The women later said that the soldiers broke down the door, did not speak or produce a warrant, and began searching: “The police told me that I had to enter the car immediately. I told them that I could not leave the children alone in the house. They forcibly pushed me into the police car, and took the children from their beds.”

The other article, which appeared a few weeks earlier, told of Dr. David Matar, a resident of Efrat. He’d been called for reserve duty, as he’d been many times in the past fifteen years, but this time he would not be showing up.

“I’m willing to stand trial, and I can no longer serve in the IDF due to the government policy of disengagement,” he said. “The word ‘disengagement’ is simply a euphemism for the forced expulsion of some 8,000 Jews from their homes in Gush Katif and northern Shomron.

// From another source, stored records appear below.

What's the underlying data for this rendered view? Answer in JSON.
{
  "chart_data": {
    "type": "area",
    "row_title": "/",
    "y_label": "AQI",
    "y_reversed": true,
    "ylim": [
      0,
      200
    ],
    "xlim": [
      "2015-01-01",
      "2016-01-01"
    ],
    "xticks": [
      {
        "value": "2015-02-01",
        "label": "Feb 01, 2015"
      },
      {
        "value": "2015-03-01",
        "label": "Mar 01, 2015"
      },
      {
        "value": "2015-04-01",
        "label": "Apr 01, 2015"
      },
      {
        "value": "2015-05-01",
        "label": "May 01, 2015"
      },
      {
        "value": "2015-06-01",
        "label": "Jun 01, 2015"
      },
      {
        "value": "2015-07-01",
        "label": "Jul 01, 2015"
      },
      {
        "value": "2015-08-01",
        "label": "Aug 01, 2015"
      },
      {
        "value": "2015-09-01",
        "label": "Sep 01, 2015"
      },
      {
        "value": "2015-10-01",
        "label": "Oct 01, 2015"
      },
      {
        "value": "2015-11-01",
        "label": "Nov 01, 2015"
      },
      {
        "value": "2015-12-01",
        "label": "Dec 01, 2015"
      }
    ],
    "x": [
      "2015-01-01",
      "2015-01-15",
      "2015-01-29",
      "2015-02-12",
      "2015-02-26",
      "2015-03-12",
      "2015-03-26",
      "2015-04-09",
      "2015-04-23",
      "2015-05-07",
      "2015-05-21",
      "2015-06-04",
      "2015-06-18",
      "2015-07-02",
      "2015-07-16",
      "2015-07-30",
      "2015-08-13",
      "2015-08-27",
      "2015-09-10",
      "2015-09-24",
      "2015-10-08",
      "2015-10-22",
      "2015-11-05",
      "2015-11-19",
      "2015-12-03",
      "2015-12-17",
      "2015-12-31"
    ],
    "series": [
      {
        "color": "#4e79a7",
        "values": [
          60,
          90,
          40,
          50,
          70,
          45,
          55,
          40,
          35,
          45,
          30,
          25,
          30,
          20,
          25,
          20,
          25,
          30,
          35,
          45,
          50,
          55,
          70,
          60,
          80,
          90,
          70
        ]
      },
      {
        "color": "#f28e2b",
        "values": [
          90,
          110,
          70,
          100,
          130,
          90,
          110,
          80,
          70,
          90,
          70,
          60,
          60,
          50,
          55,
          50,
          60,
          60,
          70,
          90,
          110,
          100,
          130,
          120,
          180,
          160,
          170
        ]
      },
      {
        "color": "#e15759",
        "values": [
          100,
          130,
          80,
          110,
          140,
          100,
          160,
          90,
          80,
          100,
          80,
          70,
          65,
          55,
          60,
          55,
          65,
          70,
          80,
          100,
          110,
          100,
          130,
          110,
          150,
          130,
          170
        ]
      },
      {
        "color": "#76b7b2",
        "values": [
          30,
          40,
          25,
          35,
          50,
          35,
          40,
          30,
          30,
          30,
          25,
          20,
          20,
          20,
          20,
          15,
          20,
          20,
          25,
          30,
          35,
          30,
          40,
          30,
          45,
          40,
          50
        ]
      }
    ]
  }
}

The army has received an order to declare war on a group of innocent and loyal citizens, to define them as a target and an enemy, and to break into their homes in order to expel men, women and children.

“This is combat in every sense, with planned violence by the security forces against Jewish citizens. It will easily deteriorate into catastrophes such as occurred in the Altalena. These are blatantly illegal orders, and it is forbidden to carry them out. The Israel Defense Force is designed to protect the People of Israel and the Land of Israel, and to fight the Arab enemy – and not our Jewish brothers.”

Dr. Matar also explained that, as a religious man, he could not accept orders that would force him to choose between his fundamental religious beliefs regarding the Torah commandments to settle the Land of Israel and his loyalty to the state and the army.

How are religious Zionists supposed to react to these new stories? What conclusions should we reach? The people mentioned in the above stories undoubtedly would call themselves religious Zionists. But when you accuse your government of abuse and refuse to serve in its armed forces, how can you at the same time look at that same government with pride and refer to it as the beginning of the final redemption?

What happens if your officer in the army tells you to expel Jews from their homes? Answers Rav Shapira, the former chief rabbi of Israel and elder statesman and rav of religious Zionism today: “Soldiers and policemen should even now inform their commanders that just as they would not follow orders to violate the Sabbath or to eat non-kosher food, so they will refuse to uproot Jews from their homes. This is against Jewish law and one is prohibited from listening.”